Metabolic syndrome is a term used to describe a cluster of
conditions that significantly increase the risk of developing type
2 diabetes and cardiovascular disease.
You may be 4 to 20 times more likely to have a heart attack if
you have conditions associated with metabolic syndrome than do
people without these conditions.
The conditions that make up metabolic syndrome can include
prediabetes or insulin resistance (impaired ability to use
insulin), obesity in the area around the waist (central obesity),
low levels of HDL ("good") cholesterol, high levels of
triglycerides (fats in the bloodstream) and high blood pressure.
Diagnosis involves the presence of three of these conditions.
Other conditions may also be present, such as type 2 diabetes,
hyperinsulinemia (excessive insulin in the blood),
hyperuricemia (excessive uric acid in the blood) and
microalbuminuria (small amounts of protein in the urine)
and. These disorders have additional risks.
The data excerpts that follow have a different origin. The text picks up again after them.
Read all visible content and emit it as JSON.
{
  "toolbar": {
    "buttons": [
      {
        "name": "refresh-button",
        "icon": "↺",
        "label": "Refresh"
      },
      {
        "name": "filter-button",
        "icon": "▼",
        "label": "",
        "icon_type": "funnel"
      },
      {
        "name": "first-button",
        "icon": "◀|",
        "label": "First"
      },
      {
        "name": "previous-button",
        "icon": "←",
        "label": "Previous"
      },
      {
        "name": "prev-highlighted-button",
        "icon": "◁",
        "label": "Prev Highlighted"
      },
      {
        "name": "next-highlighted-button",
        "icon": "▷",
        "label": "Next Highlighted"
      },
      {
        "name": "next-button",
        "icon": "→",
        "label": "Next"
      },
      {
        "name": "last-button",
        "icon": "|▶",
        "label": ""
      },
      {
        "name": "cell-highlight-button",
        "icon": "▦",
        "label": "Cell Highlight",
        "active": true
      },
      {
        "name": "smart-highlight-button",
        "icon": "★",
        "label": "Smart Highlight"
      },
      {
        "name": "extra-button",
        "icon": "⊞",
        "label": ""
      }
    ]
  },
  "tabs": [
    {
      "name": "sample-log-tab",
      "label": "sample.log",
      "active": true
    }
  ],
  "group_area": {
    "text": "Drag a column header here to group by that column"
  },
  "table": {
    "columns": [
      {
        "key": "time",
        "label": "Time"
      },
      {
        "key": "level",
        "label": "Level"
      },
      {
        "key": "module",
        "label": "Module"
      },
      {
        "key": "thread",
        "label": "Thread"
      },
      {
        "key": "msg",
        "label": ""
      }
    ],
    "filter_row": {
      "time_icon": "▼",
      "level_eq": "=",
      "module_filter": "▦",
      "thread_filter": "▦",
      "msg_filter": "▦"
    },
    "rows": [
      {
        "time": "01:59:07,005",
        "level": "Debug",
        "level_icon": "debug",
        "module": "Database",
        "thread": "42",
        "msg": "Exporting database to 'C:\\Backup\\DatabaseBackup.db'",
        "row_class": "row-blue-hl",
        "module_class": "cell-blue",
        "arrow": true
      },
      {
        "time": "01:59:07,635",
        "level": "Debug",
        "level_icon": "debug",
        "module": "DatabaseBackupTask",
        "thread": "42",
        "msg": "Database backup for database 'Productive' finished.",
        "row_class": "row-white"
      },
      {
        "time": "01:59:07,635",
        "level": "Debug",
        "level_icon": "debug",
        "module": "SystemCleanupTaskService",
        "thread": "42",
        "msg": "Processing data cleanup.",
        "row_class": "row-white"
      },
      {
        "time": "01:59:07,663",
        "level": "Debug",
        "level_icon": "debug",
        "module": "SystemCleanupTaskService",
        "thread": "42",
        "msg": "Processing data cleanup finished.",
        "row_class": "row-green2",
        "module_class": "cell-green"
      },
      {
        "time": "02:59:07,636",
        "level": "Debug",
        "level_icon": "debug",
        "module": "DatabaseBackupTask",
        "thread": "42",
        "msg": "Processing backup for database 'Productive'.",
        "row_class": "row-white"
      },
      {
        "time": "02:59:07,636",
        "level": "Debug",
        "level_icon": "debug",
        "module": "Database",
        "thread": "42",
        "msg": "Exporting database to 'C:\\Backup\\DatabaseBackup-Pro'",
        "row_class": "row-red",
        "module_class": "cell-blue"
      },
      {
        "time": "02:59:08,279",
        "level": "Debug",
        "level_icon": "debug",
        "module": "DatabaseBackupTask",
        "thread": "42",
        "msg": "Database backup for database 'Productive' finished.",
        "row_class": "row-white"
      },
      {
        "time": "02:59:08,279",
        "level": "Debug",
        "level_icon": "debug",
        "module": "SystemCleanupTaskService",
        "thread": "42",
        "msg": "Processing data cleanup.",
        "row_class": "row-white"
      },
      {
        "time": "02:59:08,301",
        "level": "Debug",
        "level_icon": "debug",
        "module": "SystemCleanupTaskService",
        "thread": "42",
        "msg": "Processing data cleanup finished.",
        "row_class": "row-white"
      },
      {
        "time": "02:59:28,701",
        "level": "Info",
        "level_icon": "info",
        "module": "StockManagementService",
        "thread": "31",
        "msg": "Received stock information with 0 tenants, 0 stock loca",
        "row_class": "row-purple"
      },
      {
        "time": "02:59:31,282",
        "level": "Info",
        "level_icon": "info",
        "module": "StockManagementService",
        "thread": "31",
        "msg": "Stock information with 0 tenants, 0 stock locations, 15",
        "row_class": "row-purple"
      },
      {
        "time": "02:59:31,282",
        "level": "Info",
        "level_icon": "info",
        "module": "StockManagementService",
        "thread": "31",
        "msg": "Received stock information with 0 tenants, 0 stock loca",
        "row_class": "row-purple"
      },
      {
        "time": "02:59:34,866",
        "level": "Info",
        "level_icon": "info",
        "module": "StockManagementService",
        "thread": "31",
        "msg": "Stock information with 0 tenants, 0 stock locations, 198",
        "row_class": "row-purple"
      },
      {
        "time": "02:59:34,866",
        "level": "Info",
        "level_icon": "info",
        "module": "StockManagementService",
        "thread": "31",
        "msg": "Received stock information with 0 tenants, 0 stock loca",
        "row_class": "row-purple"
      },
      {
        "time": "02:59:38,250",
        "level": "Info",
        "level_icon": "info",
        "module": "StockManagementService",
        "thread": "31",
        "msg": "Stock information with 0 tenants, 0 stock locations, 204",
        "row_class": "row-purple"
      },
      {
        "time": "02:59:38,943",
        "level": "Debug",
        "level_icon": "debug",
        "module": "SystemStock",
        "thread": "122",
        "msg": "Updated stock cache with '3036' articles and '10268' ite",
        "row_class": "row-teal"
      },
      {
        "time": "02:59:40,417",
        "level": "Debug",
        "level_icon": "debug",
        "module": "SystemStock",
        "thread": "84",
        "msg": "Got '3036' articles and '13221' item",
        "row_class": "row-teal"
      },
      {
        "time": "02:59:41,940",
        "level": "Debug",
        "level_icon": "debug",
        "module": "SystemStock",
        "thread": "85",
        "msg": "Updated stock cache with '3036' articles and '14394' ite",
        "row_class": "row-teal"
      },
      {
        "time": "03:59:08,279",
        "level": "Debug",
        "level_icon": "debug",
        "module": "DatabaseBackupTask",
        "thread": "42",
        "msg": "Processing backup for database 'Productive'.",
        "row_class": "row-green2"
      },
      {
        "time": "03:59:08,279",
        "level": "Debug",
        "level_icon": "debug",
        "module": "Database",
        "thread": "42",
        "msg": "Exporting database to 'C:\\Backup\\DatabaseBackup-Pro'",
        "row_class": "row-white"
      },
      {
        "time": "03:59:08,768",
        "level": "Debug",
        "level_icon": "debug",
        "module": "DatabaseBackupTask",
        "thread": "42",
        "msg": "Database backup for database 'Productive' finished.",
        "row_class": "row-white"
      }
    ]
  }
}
For example,
microalbuminuria indicates early-stage kidney dysfunction, and
hyperinsulinemia has been linked to conditions including gout,
kidney stones, blood clots and some types of cancer.
Obesity is often the tell-tale indicator of metabolic syndrome.
As a result, treatment programs often begin with programs designed
to help you lose weight, exercise regularly and modify your
diet.
There is a debate within the medical community about whether or
not metabolic syndrome should be classified as its own condition.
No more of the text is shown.